University professor shot dead in Karachi

KARACHI - A university professor was shot to death in the volatile Karachi on Wednesday in what officials suspected was a targeted killing.
Dr Syed Wahidur Rehman, 42, an assistant professor of mass communication at the University of Karachi, was killed when four attackers, on two motorbikes, intercepted his car near his residence at Block 16, F-B Area in the limits of Yousaf Plaza police station and sprayed it with bullets.
Wahidur Rehman, was also known by his pen name Yasir Rizvi, was also a journalist.
The incident occurred when Rizvi left his home located at Latif Square at around 10:50am. Rizvi, the only son of his parents, was targeted by unknown gunmen on two motorbikes when he was on his way to the varsity as per routine. Rizvi was very much popular among journalists and social circles and was known as a humble and caring man, having no enmity with anyone, said Ali Oust, a journalist.

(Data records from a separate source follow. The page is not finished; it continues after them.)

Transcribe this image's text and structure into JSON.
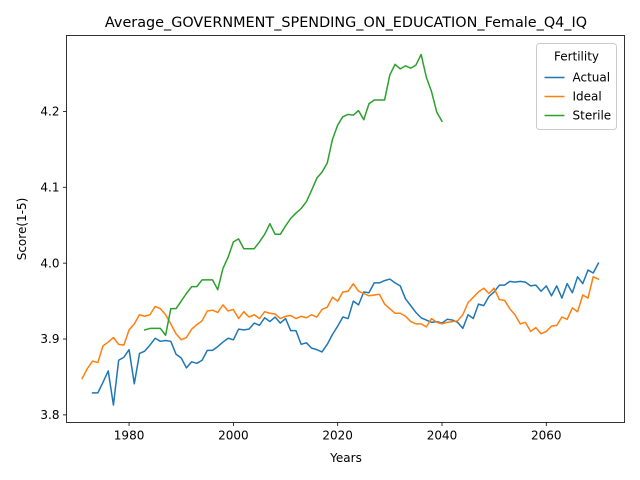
{
  "chart_data": {
    "type": "line",
    "title": "Average_GOVERNMENT_SPENDING_ON_EDUCATION_Female_Q4_IQ",
    "xlabel": "Years",
    "ylabel": "Score(1-5)",
    "xlim": [
      1968,
      2075
    ],
    "ylim": [
      3.79,
      4.3
    ],
    "xticks": [
      1980,
      2000,
      2020,
      2040,
      2060
    ],
    "yticks": [
      3.8,
      3.9,
      4.0,
      4.1,
      4.2
    ],
    "grid": false,
    "legend": {
      "title": "Fertility",
      "placement": "top-right"
    },
    "series": [
      {
        "name": "Actual",
        "color": "#1f77b4",
        "x": [
          1973,
          1974,
          1975,
          1976,
          1977,
          1978,
          1979,
          1980,
          1981,
          1982,
          1983,
          1984,
          1985,
          1986,
          1987,
          1988,
          1989,
          1990,
          1991,
          1992,
          1993,
          1994,
          1995,
          1996,
          1997,
          1998,
          1999,
          2000,
          2001,
          2002,
          2003,
          2004,
          2005,
          2006,
          2007,
          2008,
          2009,
          2010,
          2011,
          2012,
          2013,
          2014,
          2015,
          2016,
          2017,
          2018,
          2019,
          2020,
          2021,
          2022,
          2023,
          2024,
          2025,
          2026,
          2027,
          2028,
          2029,
          2030,
          2031,
          2032,
          2033,
          2034,
          2035,
          2036,
          2037,
          2038,
          2039,
          2040,
          2041,
          2042,
          2043,
          2044,
          2045,
          2046,
          2047,
          2048,
          2049,
          2050,
          2051,
          2052,
          2053,
          2054,
          2055,
          2056,
          2057,
          2058,
          2059,
          2060,
          2061,
          2062,
          2063,
          2064,
          2065,
          2066,
          2067,
          2068,
          2069,
          2070
        ],
        "y": [
          3.829,
          3.829,
          3.843,
          3.858,
          3.813,
          3.872,
          3.876,
          3.886,
          3.841,
          3.881,
          3.884,
          3.892,
          3.901,
          3.897,
          3.898,
          3.897,
          3.88,
          3.875,
          3.862,
          3.87,
          3.868,
          3.872,
          3.885,
          3.885,
          3.89,
          3.896,
          3.901,
          3.899,
          3.913,
          3.912,
          3.913,
          3.921,
          3.918,
          3.928,
          3.923,
          3.929,
          3.921,
          3.927,
          3.911,
          3.911,
          3.893,
          3.895,
          3.888,
          3.886,
          3.883,
          3.893,
          3.906,
          3.917,
          3.929,
          3.927,
          3.95,
          3.945,
          3.962,
          3.961,
          3.974,
          3.974,
          3.977,
          3.979,
          3.974,
          3.97,
          3.953,
          3.944,
          3.935,
          3.928,
          3.925,
          3.922,
          3.923,
          3.921,
          3.926,
          3.925,
          3.922,
          3.914,
          3.932,
          3.927,
          3.946,
          3.944,
          3.956,
          3.962,
          3.971,
          3.971,
          3.976,
          3.975,
          3.976,
          3.975,
          3.97,
          3.971,
          3.963,
          3.97,
          3.957,
          3.97,
          3.954,
          3.973,
          3.961,
          3.982,
          3.973,
          3.991,
          3.987,
          4.0
        ]
      },
      {
        "name": "Ideal",
        "color": "#ff7f0e",
        "x": [
          1971,
          1972,
          1973,
          1974,
          1975,
          1976,
          1977,
          1978,
          1979,
          1980,
          1981,
          1982,
          1983,
          1984,
          1985,
          1986,
          1987,
          1988,
          1989,
          1990,
          1991,
          1992,
          1993,
          1994,
          1995,
          1996,
          1997,
          1998,
          1999,
          2000,
          2001,
          2002,
          2003,
          2004,
          2005,
          2006,
          2007,
          2008,
          2009,
          2010,
          2011,
          2012,
          2013,
          2014,
          2015,
          2016,
          2017,
          2018,
          2019,
          2020,
          2021,
          2022,
          2023,
          2024,
          2025,
          2026,
          2027,
          2028,
          2029,
          2030,
          2031,
          2032,
          2033,
          2034,
          2035,
          2036,
          2037,
          2038,
          2039,
          2040,
          2041,
          2042,
          2043,
          2044,
          2045,
          2046,
          2047,
          2048,
          2049,
          2050,
          2051,
          2052,
          2053,
          2054,
          2055,
          2056,
          2057,
          2058,
          2059,
          2060,
          2061,
          2062,
          2063,
          2064,
          2065,
          2066,
          2067,
          2068,
          2069,
          2070
        ],
        "y": [
          3.848,
          3.861,
          3.871,
          3.869,
          3.891,
          3.896,
          3.902,
          3.893,
          3.892,
          3.912,
          3.92,
          3.932,
          3.93,
          3.932,
          3.943,
          3.94,
          3.932,
          3.92,
          3.907,
          3.899,
          3.902,
          3.913,
          3.919,
          3.924,
          3.937,
          3.938,
          3.935,
          3.945,
          3.937,
          3.939,
          3.927,
          3.936,
          3.929,
          3.932,
          3.927,
          3.936,
          3.934,
          3.933,
          3.927,
          3.93,
          3.931,
          3.927,
          3.93,
          3.928,
          3.932,
          3.929,
          3.939,
          3.942,
          3.955,
          3.95,
          3.962,
          3.963,
          3.973,
          3.963,
          3.96,
          3.957,
          3.958,
          3.959,
          3.946,
          3.94,
          3.934,
          3.934,
          3.93,
          3.923,
          3.92,
          3.92,
          3.916,
          3.927,
          3.922,
          3.92,
          3.922,
          3.923,
          3.924,
          3.932,
          3.948,
          3.955,
          3.962,
          3.967,
          3.96,
          3.967,
          3.952,
          3.951,
          3.94,
          3.932,
          3.92,
          3.922,
          3.91,
          3.915,
          3.907,
          3.91,
          3.917,
          3.918,
          3.929,
          3.926,
          3.941,
          3.936,
          3.958,
          3.954,
          3.982,
          3.979
        ]
      },
      {
        "name": "Sterile",
        "color": "#2ca02c",
        "x": [
          1983,
          1984,
          1985,
          1986,
          1987,
          1988,
          1989,
          1990,
          1991,
          1992,
          1993,
          1994,
          1995,
          1996,
          1997,
          1998,
          1999,
          2000,
          2001,
          2002,
          2003,
          2004,
          2005,
          2006,
          2007,
          2008,
          2009,
          2010,
          2011,
          2012,
          2013,
          2014,
          2015,
          2016,
          2017,
          2018,
          2019,
          2020,
          2021,
          2022,
          2023,
          2024,
          2025,
          2026,
          2027,
          2028,
          2029,
          2030,
          2031,
          2032,
          2033,
          2034,
          2035,
          2036,
          2037,
          2038,
          2039,
          2040
        ],
        "y": [
          3.912,
          3.914,
          3.914,
          3.914,
          3.905,
          3.94,
          3.94,
          3.95,
          3.96,
          3.969,
          3.969,
          3.978,
          3.978,
          3.978,
          3.965,
          3.993,
          4.008,
          4.028,
          4.032,
          4.019,
          4.019,
          4.019,
          4.028,
          4.038,
          4.052,
          4.038,
          4.038,
          4.049,
          4.059,
          4.066,
          4.072,
          4.081,
          4.096,
          4.112,
          4.12,
          4.132,
          4.163,
          4.182,
          4.193,
          4.196,
          4.195,
          4.201,
          4.189,
          4.21,
          4.215,
          4.215,
          4.215,
          4.248,
          4.262,
          4.256,
          4.26,
          4.257,
          4.261,
          4.275,
          4.245,
          4.226,
          4.199,
          4.187
        ]
      }
    ]
  }
}
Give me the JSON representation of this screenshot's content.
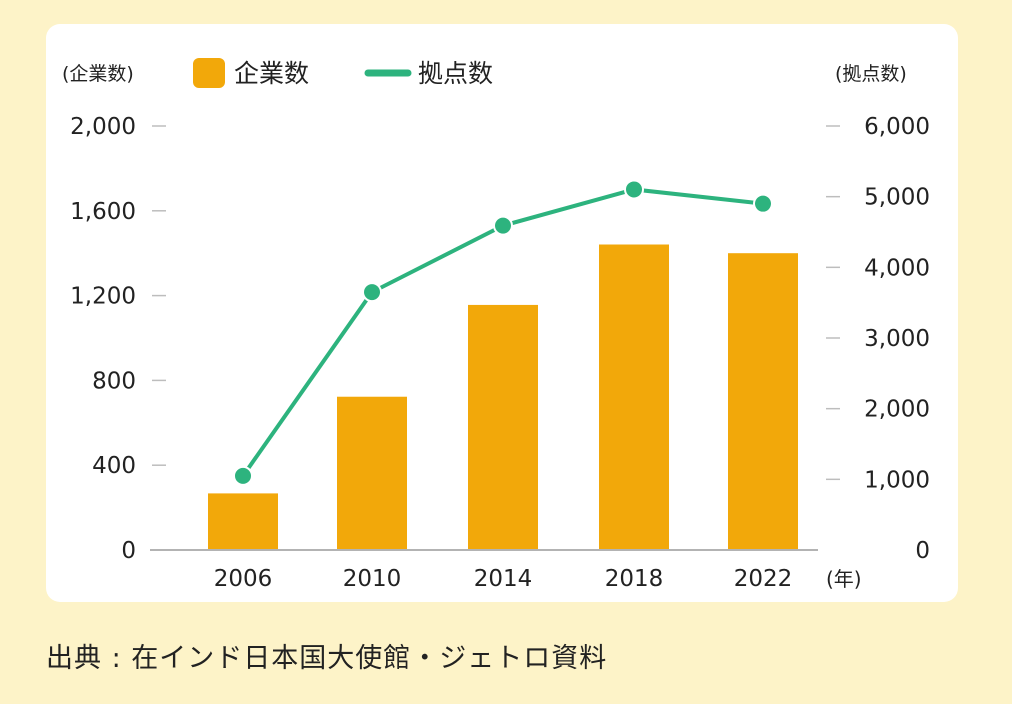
{
  "chart_data": {
    "type": "bar",
    "title": "",
    "categories": [
      "2006",
      "2010",
      "2014",
      "2018",
      "2022"
    ],
    "x_unit": "(年)",
    "left_axis": {
      "label": "(企業数)",
      "ylim": [
        0,
        2000
      ],
      "ticks": [
        "2,000",
        "1,600",
        "1,200",
        "800",
        "400",
        "0"
      ],
      "tick_values": [
        2000,
        1600,
        1200,
        800,
        400,
        0
      ]
    },
    "right_axis": {
      "label": "(拠点数)",
      "ylim": [
        0,
        6000
      ],
      "ticks": [
        "6,000",
        "5,000",
        "4,000",
        "3,000",
        "2,000",
        "1,000",
        "0"
      ],
      "tick_values": [
        6000,
        5000,
        4000,
        3000,
        2000,
        1000,
        0
      ]
    },
    "series": [
      {
        "name": "企業数",
        "type": "bar",
        "axis": "left",
        "color": "#f2a80a",
        "values": [
          267,
          723,
          1156,
          1441,
          1400
        ]
      },
      {
        "name": "拠点数",
        "type": "line",
        "axis": "right",
        "color": "#2db37e",
        "values": [
          1049,
          3649,
          4590,
          5102,
          4901
        ]
      }
    ],
    "legend_position": "top-left",
    "grid": false
  },
  "source_note": "出典 : 在インド日本国大使館・ジェトロ資料"
}
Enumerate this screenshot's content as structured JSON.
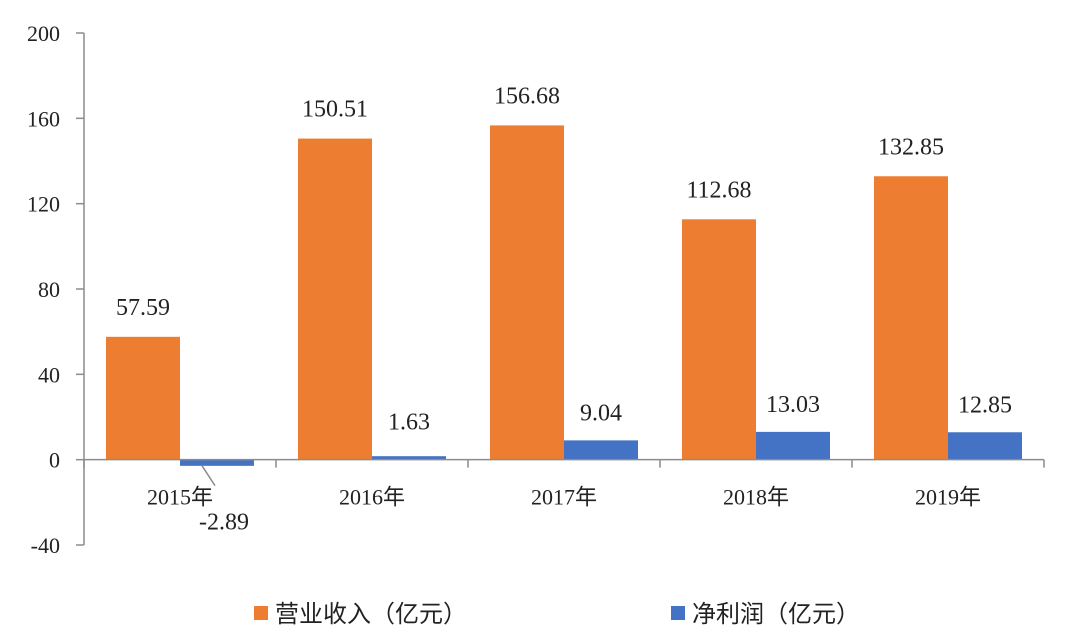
{
  "chart_data": {
    "type": "bar",
    "categories": [
      "2015年",
      "2016年",
      "2017年",
      "2018年",
      "2019年"
    ],
    "series": [
      {
        "name": "营业收入（亿元）",
        "values": [
          57.59,
          150.51,
          156.68,
          112.68,
          132.85
        ],
        "labels": [
          "57.59",
          "150.51",
          "156.68",
          "112.68",
          "132.85"
        ],
        "color": "#ED7D31"
      },
      {
        "name": "净利润（亿元）",
        "values": [
          -2.89,
          1.63,
          9.04,
          13.03,
          12.85
        ],
        "labels": [
          "-2.89",
          "1.63",
          "9.04",
          "13.03",
          "12.85"
        ],
        "color": "#4472C4"
      }
    ],
    "ylim": [
      -40,
      200
    ],
    "yticks": [
      -40,
      0,
      40,
      80,
      120,
      160,
      200
    ],
    "ytick_labels": [
      "-40",
      "0",
      "40",
      "80",
      "120",
      "160",
      "200"
    ],
    "grid": false,
    "legend": "bottom",
    "title": "",
    "xlabel": "",
    "ylabel": ""
  }
}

Police said Prof Rizvi sustained five bullets and died on the way to Abbasi Shaheed Hospital where a large number of his relatives, colleagues and students were present. His body was, later, handed over to his family for burial.
Initially, police believed the motive behind the killing could be sectarian because he was commonly known as Yasir Rizvi though he was a Sunni. Later, the police investigators ruled out the possibility of sectarianism behind the incident. “It is not a case of sectarianism,” said Yousuf Plaza SHO Akram Arain. Police are trying to link the killing of Professor Shakeel Auj with the murder of Dr Rizvi, but his friends ruled out this possibility. Nasir Mehmood, a close friend of Rizvi, said though he had done his PhD under the supervision of Dr Auj, he had not been associated with him.
SHO Arain said the investigation was in progress. The officer said the empty shells of the bullets recovered from the crime scene would also be matched with those used and recovered in other high-profile cases of target killings, particularly that of Prof Auj.
It is worth mentioning that on September last year Shakeel Auj was shot dead in a similar way at University Road when he was on his way to attend a ceremony organised by the Iranian Cultural Centre at which he was going to be awarded Tamgha-e-Imtiaz for his meritorious services in Islamic studies.
Al Qaeda, in the Indian Subcontinent (AQIS), in his official twitter account, had claimed the responsibility of the killing of Prof Auj and Prof Sibt-e-Jafar. On the other hand, police claimed to have busted a target killers’ group, affiliated with a political party, in January 2015 and held Mansoor, a 55-year-old paramedic of Sindh Government Hospital, responsible for the killing of Prof Auj and Prof Sibt-e-Jafar.
Interestingly, the then CID SSP SSP Operations Fayyaz Khan, in a press conference in April 2013, announced to trace the cases of the professors’ target killings and arrested Lashkar-e-Jhangvi local chief Muhammad Athar alias Khalid and his accomplice Muhammad Shahid alias Churan.
Meanwhile, the funeral prayer of Dr Rizvi, offered at Masjid Gufran, Block 16, FB Area, was attended by a large number of people, including Karachi University Vice Chancellor Dr Muhammad Qaiser, leaders of MQM, journalists, his colleagues and students.
Dr Rizvi who left a widow and two daughters behind was buried at Yasinabad graveyard.
Tausif Ahmed Khan, the former head of the mass communication department at Federal Urdu University of Arts, Science and Technology in Karachi, said that Dr Rehman had no disputes with anyone.
A large crowd of students blocked the main road to the university on Wednesday in a demonstration against Dr Rehman’s killing. The university announced it would suspend academic activities at the campus for two days.
It was the second attack this month on an academic in Karachi. This month an American citizen who works as a vice principal at a medical college was shot and seriously wounded in an attack.